We will all have to turn from the classical fixation on wealth accumulation and efficiency to a modern economics that places imagination and creativity at the center of economic life.

Wednesday, November 02, 2016

The real question

Last January, I was temporarily cheered by the LA Times'  uncharacteristically critical examination of LA's rail transit madness.  The awful record made it to their front page. Check it out.

That was then. Now it's election time and various propositions to vote to throw more good money after bad are on hand. Measure M is on the ballot. It would bump up the county sales tax by anther half penny to fund more transit boondoggles (and various trimmings to make it appear to be "multi-modal").

Yesterday's Times front-page "L.A.'s traffic battle plan: transit, yes, but cars too" cites the MTA chief's goal of converting 20-25% of the county's population to regular transit users. LA transit use has been near 6% of commute trips for some years.
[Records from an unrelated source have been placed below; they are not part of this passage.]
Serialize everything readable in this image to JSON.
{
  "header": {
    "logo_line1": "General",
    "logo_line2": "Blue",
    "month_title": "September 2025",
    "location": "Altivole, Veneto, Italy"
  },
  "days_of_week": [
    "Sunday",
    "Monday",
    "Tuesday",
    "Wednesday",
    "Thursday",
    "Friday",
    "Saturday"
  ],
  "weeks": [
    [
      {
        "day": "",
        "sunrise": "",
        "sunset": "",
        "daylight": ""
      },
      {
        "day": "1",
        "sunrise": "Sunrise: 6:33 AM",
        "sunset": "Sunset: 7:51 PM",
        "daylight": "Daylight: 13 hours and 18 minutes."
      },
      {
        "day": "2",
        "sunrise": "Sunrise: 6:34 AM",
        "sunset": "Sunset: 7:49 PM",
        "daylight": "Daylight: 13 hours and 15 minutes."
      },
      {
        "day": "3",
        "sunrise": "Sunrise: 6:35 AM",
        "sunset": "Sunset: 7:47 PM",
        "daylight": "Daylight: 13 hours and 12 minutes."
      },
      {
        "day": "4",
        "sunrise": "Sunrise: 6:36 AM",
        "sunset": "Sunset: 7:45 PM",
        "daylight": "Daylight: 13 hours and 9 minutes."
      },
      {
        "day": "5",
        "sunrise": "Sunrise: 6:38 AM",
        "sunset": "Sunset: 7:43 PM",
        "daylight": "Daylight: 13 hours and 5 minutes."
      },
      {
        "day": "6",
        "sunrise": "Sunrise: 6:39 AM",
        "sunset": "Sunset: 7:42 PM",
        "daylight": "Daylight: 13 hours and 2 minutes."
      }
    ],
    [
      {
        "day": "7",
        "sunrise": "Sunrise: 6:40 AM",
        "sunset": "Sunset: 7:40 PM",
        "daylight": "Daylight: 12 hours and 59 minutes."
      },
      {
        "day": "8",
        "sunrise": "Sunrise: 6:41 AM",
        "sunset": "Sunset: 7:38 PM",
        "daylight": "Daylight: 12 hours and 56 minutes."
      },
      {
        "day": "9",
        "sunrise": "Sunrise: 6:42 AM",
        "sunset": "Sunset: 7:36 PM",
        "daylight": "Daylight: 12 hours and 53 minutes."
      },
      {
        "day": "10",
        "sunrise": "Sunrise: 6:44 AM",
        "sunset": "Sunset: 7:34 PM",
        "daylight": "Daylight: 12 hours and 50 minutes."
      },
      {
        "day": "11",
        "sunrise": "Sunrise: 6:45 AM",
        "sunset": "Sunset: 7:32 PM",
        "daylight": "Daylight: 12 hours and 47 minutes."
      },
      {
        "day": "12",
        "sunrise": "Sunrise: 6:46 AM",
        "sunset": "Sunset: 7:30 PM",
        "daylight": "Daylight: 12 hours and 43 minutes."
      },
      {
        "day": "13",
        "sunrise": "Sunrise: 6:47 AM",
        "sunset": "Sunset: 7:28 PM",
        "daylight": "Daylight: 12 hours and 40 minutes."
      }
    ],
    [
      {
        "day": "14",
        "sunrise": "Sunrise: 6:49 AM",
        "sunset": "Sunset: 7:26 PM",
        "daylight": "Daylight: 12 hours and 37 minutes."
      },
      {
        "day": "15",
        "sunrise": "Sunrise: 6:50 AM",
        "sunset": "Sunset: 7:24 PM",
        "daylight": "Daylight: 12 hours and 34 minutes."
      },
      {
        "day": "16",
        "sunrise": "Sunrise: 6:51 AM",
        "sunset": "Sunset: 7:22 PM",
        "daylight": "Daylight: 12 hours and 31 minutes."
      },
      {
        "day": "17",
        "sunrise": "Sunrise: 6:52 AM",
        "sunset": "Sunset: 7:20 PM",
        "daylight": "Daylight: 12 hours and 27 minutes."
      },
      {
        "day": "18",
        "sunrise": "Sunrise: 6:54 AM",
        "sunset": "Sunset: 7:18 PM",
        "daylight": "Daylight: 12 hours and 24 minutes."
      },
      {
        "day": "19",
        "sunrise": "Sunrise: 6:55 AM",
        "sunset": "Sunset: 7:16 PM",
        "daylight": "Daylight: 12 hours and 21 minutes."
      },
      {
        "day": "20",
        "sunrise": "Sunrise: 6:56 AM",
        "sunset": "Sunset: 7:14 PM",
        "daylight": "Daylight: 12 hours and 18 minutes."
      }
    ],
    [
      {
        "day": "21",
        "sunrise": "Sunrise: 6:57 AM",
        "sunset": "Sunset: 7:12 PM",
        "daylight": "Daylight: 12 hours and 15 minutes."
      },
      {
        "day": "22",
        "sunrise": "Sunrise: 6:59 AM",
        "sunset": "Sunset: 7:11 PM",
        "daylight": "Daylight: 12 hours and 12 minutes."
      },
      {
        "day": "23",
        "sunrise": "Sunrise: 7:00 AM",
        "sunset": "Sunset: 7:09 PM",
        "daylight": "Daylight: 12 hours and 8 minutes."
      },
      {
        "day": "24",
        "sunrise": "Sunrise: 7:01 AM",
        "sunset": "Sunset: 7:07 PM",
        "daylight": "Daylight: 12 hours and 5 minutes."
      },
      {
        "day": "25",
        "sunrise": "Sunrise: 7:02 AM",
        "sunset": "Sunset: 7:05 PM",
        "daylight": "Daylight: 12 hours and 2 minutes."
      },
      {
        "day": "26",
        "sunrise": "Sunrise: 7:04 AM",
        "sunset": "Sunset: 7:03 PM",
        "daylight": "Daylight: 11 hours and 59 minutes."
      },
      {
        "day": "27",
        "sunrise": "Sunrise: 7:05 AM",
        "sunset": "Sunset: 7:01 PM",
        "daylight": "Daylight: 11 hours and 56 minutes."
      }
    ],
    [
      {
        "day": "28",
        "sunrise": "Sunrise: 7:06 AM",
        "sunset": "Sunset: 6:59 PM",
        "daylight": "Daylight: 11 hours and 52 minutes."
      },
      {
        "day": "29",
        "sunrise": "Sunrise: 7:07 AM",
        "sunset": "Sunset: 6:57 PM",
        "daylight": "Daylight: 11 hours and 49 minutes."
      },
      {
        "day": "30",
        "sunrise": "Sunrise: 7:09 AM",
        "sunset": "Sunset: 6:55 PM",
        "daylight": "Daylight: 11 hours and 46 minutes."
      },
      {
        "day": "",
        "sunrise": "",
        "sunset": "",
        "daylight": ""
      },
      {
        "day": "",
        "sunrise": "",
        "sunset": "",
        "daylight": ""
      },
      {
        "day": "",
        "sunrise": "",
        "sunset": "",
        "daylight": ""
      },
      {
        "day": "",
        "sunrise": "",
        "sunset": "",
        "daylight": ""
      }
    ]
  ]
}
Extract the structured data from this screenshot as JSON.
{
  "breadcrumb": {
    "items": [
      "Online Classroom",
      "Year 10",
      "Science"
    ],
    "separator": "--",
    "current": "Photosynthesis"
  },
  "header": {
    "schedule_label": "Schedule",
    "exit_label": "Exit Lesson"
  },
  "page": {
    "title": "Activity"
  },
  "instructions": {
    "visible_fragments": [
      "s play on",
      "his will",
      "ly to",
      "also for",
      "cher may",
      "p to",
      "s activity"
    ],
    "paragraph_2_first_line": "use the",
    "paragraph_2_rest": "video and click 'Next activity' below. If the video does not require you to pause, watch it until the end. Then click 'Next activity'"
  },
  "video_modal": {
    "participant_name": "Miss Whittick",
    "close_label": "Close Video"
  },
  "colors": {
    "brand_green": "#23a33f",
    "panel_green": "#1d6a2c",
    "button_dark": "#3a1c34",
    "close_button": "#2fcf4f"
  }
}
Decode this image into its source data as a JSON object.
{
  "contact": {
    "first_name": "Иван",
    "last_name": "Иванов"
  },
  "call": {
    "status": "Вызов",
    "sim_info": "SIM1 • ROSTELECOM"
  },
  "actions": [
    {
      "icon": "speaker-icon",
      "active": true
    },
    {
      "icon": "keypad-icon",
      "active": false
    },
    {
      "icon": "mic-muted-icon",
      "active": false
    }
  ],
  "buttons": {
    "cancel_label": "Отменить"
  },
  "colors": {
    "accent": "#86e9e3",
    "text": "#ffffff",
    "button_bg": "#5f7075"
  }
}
Is the chief a betting man -- with his own money?

Re the proposal, the Times' story these days is "yes, but."  If we could allow and prompt more high-density and mixed development near transit stations, then perhaps we have a shot. But what are the odds? And what are the costs? And who pays?

Finally, what are the essential details? Airy statements about density and mixed use miss the point. It is the details of what goes on the ground that matter. What density? What mix? There are thousands of details that only the actual risk taker can be trusted with.

Will developers have the leeway? Probably not in the politicized (cronyist) arena of LA planning. Can the rules be made simple and clear and minimal? These, and not another tax increase, are the essential questions.